Feynman diagrams are literally terms of a perturbation theory expansion. Loops in Feynman diagrams represent higher order quantum corrections to underlying physics.
To determine the mass of a particle loops have to be taken into account. Loops drive the mass of a particle to infinity for they represent divergent integrals. Even if you make an energy cutoff to avoid infinity, loops drive the particle mass all the way to your energy cutoff.
Given the above statement, the reason why the masses of particles are so small is because symmetries "cancel" loop contributions and drive loop corrections to zero.

Mass of the Photon(See picture above):
When you calculate loops for to determine the photon mass you find the loop contribution is zero. This is because QED has a U(1) symmetry that cancels the loops and drives the mass to zero. Hence, because of symmetries the photon remains massless.

Mass of the Electron (See picture above):
Electron mass is small. This is because QED has an approximate axial U(1) symmetry in addition to the U(1) spoken above. This symmetry is broken giving the electron a slight mass. Because, the symmetry is "almost" there, enough of the loop contributions are canceled, and the electron's mass is still small. (Compared to infinity or the Plank scale where you make your cutoff.)
Mass of Higgs:
Now we turn to Higgs. There is no symmetry in the SM that should keep the Higgs mass small. Because of this, the mass of the Higgs should be driven toward infinity and should therefore be as big as the cutoff scale.(Usually taken to be plank scale.) But if the standard model Higgs is real, it should have a small mass, around 1 TeV.

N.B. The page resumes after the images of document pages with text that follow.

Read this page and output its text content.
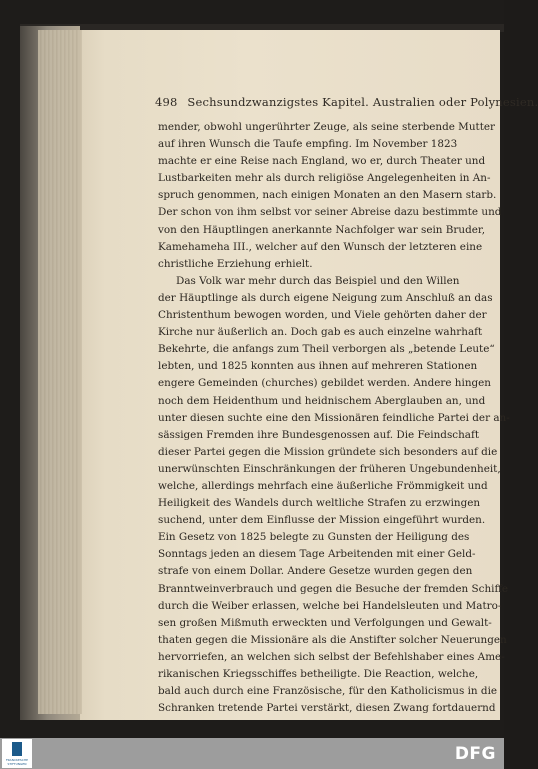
498 Sechsundzwanzigstes Kapitel. Australien oder Polynesien.
mender, obwohl ungerührter Zeuge, als seine sterbende Mutter
auf ihren Wunsch die Taufe empfing. Im November 1823
machte er eine Reise nach England, wo er, durch Theater und
Lustbarkeiten mehr als durch religiöse Angelegenheiten in An-
spruch genommen, nach einigen Monaten an den Masern starb.
Der schon von ihm selbst vor seiner Abreise dazu bestimmte und
von den Häuptlingen anerkannte Nachfolger war sein Bruder,
Kamehameha III., welcher auf den Wunsch der letzteren eine
christliche Erziehung erhielt.
Das Volk war mehr durch das Beispiel und den Willen
der Häuptlinge als durch eigene Neigung zum Anschluß an das
Christenthum bewogen worden, und Viele gehörten daher der
Kirche nur äußerlich an. Doch gab es auch einzelne wahrhaft
Bekehrte, die anfangs zum Theil verborgen als „betende Leute“
lebten, und 1825 konnten aus ihnen auf mehreren Stationen
engere Gemeinden (churches) gebildet werden. Andere hingen
noch dem Heidenthum und heidnischem Aberglauben an, und
unter diesen suchte eine den Missionären feindliche Partei der an-
sässigen Fremden ihre Bundesgenossen auf. Die Feindschaft
dieser Partei gegen die Mission gründete sich besonders auf die
unerwünschten Einschränkungen der früheren Ungebundenheit,
welche, allerdings mehrfach eine äußerliche Frömmigkeit und
Heiligkeit des Wandels durch weltliche Strafen zu erzwingen
suchend, unter dem Einflusse der Mission eingeführt wurden.
Ein Gesetz von 1825 belegte zu Gunsten der Heiligung des
Sonntags jeden an diesem Tage Arbeitenden mit einer Geld-
strafe von einem Dollar. Andere Gesetze wurden gegen den
Branntweinverbrauch und gegen die Besuche der fremden Schiffe
durch die Weiber erlassen, welche bei Handelsleuten und Matro-
sen großen Mißmuth erweckten und Verfolgungen und Gewalt-
thaten gegen die Missionäre als die Anstifter solcher Neuerungen
hervorriefen, an welchen sich selbst der Befehlshaber eines Ame-
rikanischen Kriegsschiffes betheiligte. Die Reaction, welche,
bald auch durch eine Französische, für den Katholicismus in die
Schranken tretende Partei verstärkt, diesen Zwang fortdauernd
FRANCKESCHE STIFTUNGEN	DFG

This is called the hierarchy problem. There is no symmetry in the standard model to cancel these loop contributions to give the Higgs a small mass, yet the Higgs mass should be small if it exists.
So now here is the golden question: What symmetry, if it existed, would drive the quadratic loops of the Higgs mass to zero?
It turns out a symmetry that transforms fermions to bosons and vice versa is exactly the symmetry that does the trick. It does the job perfectly and the "quadratic divergences" of the loops are exactly canceled.
This symmetry is called supersymmetry. This was the first "convincing" evidence that something like supersymetry needs to exists. If it does, it makes sense that the Higgs mass is small.